The other will create a new Governor’s Office of Regulatory Reform to “streamline and reduce the regulations that hurt businesses and job growth.” He aims for a 5 percent reduction the first year.
McCabe said installing new leadership is much needed, though he’s less enamored with another cabinet office.
“That’s what Mr. Rossi has proposed, so we’ll live with it,” he said. “Every policy that makes government bigger takes away the ability of industry to create jobs. I think he is going to be pleasantly surprised at the impact new blood will create in all of these agencies.
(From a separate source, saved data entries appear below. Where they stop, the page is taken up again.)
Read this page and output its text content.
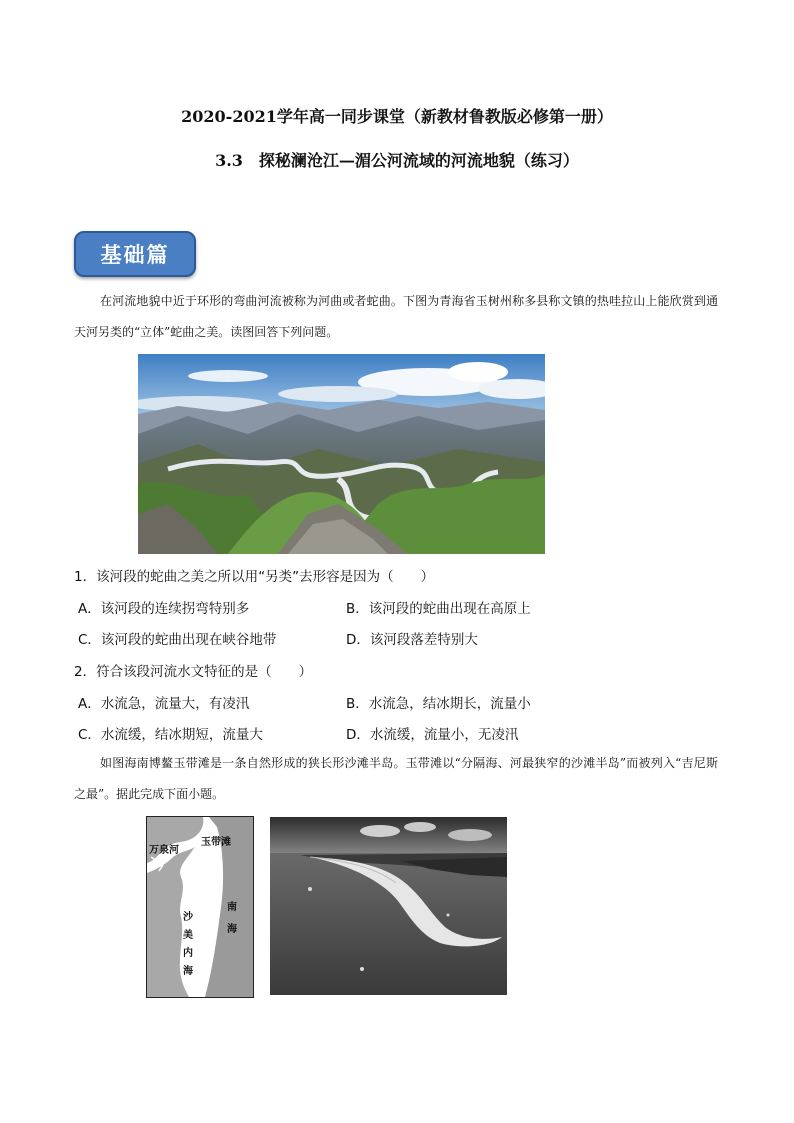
2020-2021学年高一同步课堂（新教材鲁教版必修第一册）
3.3　探秘澜沧江—湄公河流域的河流地貌（练习）
基础篇
在河流地貌中近于环形的弯曲河流被称为河曲或者蛇曲。下图为青海省玉树州称多县称文镇的热哇拉山上能欣赏到通天河另类的“立体”蛇曲之美。读图回答下列问题。
1．该河段的蛇曲之美之所以用“另类”去形容是因为（　　）
A．该河段的连续拐弯特别多	B．该河段的蛇曲出现在高原上
C．该河段的蛇曲出现在峡谷地带	D．该河段落差特别大
2．符合该段河流水文特征的是（　　）
A．水流急，流量大，有凌汛	B．水流急，结冰期长，流量小
C．水流缓，结冰期短，流量大	D．水流缓，流量小，无凌汛
如图海南博鳌玉带滩是一条自然形成的狭长形沙滩半岛。玉带滩以“分隔海、河最狭窄的沙滩半岛”而被列入“吉尼斯之最”。据此完成下面小题。
玉带滩
万泉河
南海
沙美内海
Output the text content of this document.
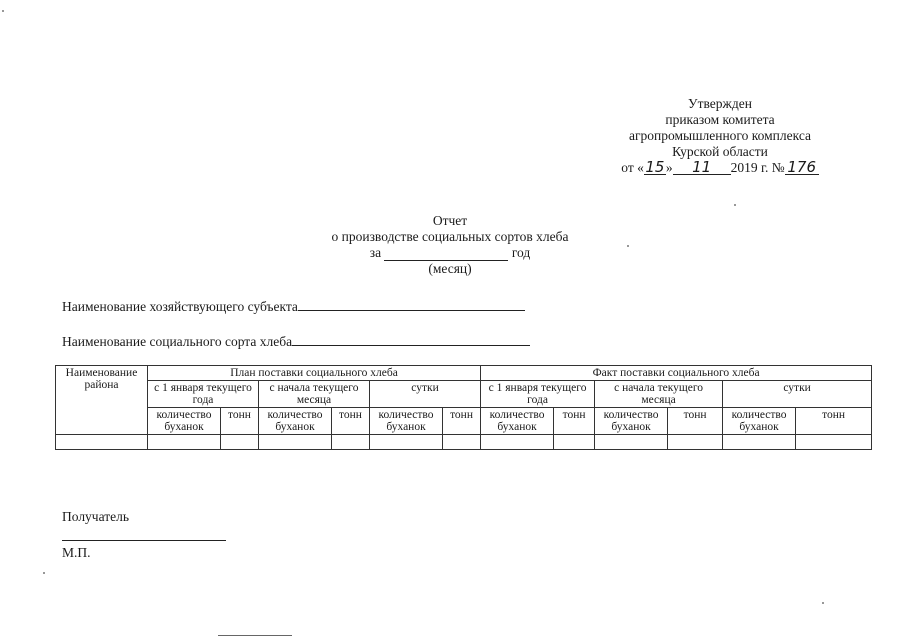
Утвержден
приказом комитета
агропромышленного комплекса
Курской области
от «15» 11 2019 г. № 176
Отчет
о производстве социальных сортов хлеба
за	год
(месяц)
Наименование хозяйствующего субъекта
Наименование социального сорта хлеба
Наименование района	План поставки социального хлеба						Факт поставки социального хлеба					
	с 1 января текущего года		с начала текущего месяца		сутки		с 1 января текущего года		с начала текущего месяца		сутки	
	количество буханок	тонн	количество буханок	тонн	количество буханок	тонн	количество буханок	тонн	количество буханок	тонн	количество буханок	тонн

Получатель
М.П.
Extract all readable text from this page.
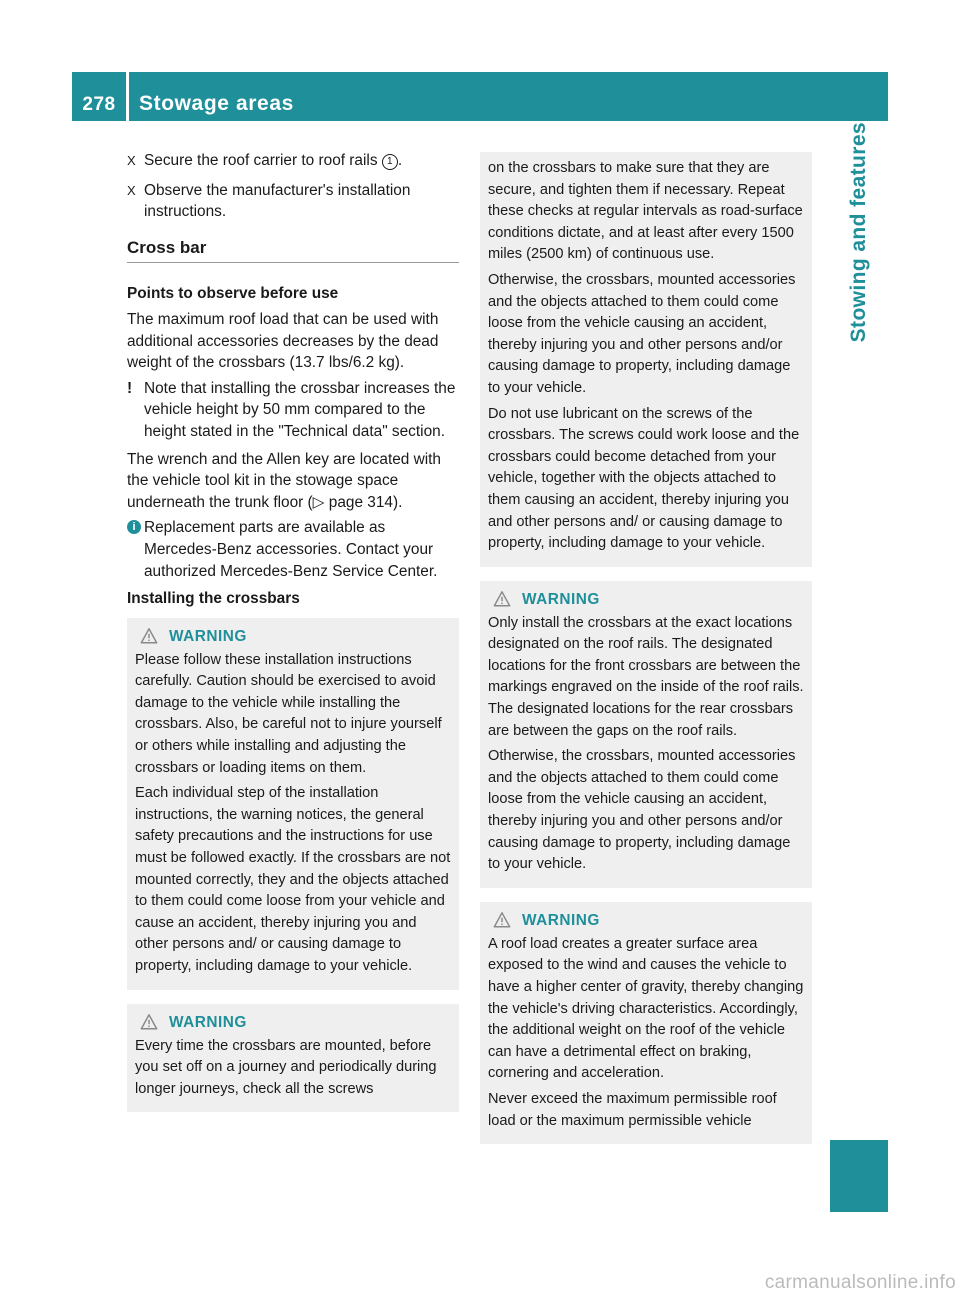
278	Stowage areas
Stowing and features
X Secure the roof carrier to roof rails 1 .
X Observe the manufacturer's installation instructions.
Cross bar
Points to observe before use

The maximum roof load that can be used with additional accessories decreases by the dead weight of the crossbars (13.7 lbs/6.2 kg).

! Note that installing the crossbar increases the vehicle height by 50 mm compared to the height stated in the "Technical data" section.

The wrench and the Allen key are located with the vehicle tool kit in the stowage space underneath the trunk floor (▷ page 314).

i Replacement parts are available as Mercedes-Benz accessories. Contact your authorized Mercedes-Benz Service Center.
Installing the crossbars
WARNING

Please follow these installation instructions carefully. Caution should be exercised to avoid damage to the vehicle while installing the crossbars. Also, be careful not to injure yourself or others while installing and adjusting the crossbars or loading items on them.

Each individual step of the installation instructions, the warning notices, the general safety precautions and the instructions for use must be followed exactly. If the crossbars are not mounted correctly, they and the objects attached to them could come loose from your vehicle and cause an accident, thereby injuring you and other persons and/ or causing damage to property, including damage to your vehicle.

WARNING

Every time the crossbars are mounted, before you set off on a journey and periodically during longer journeys, check all the screws

on the crossbars to make sure that they are secure, and tighten them if necessary. Repeat these checks at regular intervals as road-surface conditions dictate, and at least after every 1500 miles (2500 km) of continuous use.

Otherwise, the crossbars, mounted accessories and the objects attached to them could come loose from the vehicle causing an accident, thereby injuring you and other persons and/or causing damage to property, including damage to your vehicle.

Do not use lubricant on the screws of the crossbars. The screws could work loose and the crossbars could become detached from your vehicle, together with the objects attached to them causing an accident, thereby injuring you and other persons and/ or causing damage to property, including damage to your vehicle.

WARNING

Only install the crossbars at the exact locations designated on the roof rails. The designated locations for the front crossbars are between the markings engraved on the inside of the roof rails. The designated locations for the rear crossbars are between the gaps on the roof rails.

Otherwise, the crossbars, mounted accessories and the objects attached to them could come loose from the vehicle causing an accident, thereby injuring you and other persons and/or causing damage to property, including damage to your vehicle.

WARNING

A roof load creates a greater surface area exposed to the wind and causes the vehicle to have a higher center of gravity, thereby changing the vehicle's driving characteristics. Accordingly, the additional weight on the roof of the vehicle can have a detrimental effect on braking, cornering and acceleration.

Never exceed the maximum permissible roof load or the maximum permissible vehicle

carmanualsonline.info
“I mean, if you put somebody who is pro-business in charge at the Department of Ecology, or at least balanced, they by themselves can stop these rules,” he said.
Gregoire’s blueprint centers on investing public money in public and private research and development efforts, with the focus on biotechnology. She would establish a cabinet-level Jobs Council comprised of department directors “to assess the job-creating needs of Washington.”
She has pledged to create 250,000 jobs in her first term, slightly more than what state forecasters have predicted will occur.
Bender knows not all the jobs will be union, but said he’s confident she will push for jobs that offer health care and do not weaken workers’ rights. “We know she won’t agree with us all of the time,” he said. “We’d like to see it. She will be more of a problem solver than an ideologue.”
Campaigning to the end
Since June, throughout the state, union members have been knocking on doors of other union members, plying them with information. It’s called Labor Neighbor.
“We’ve got an army, thousands of volunteers,” Bender said. “The key is getting our people out to vote. You’re not going to see CEOs going door-to-door.”
McCabe’s legion is far less visible. The Building Industry Association of Washington is spending about $650,000 on the campaign; the majority of that was spent in the primary on TV ads attacking Gregoire.
The focus in the campaign’s final days will be to “motivate” members and to “activate their employees” to turn out to vote.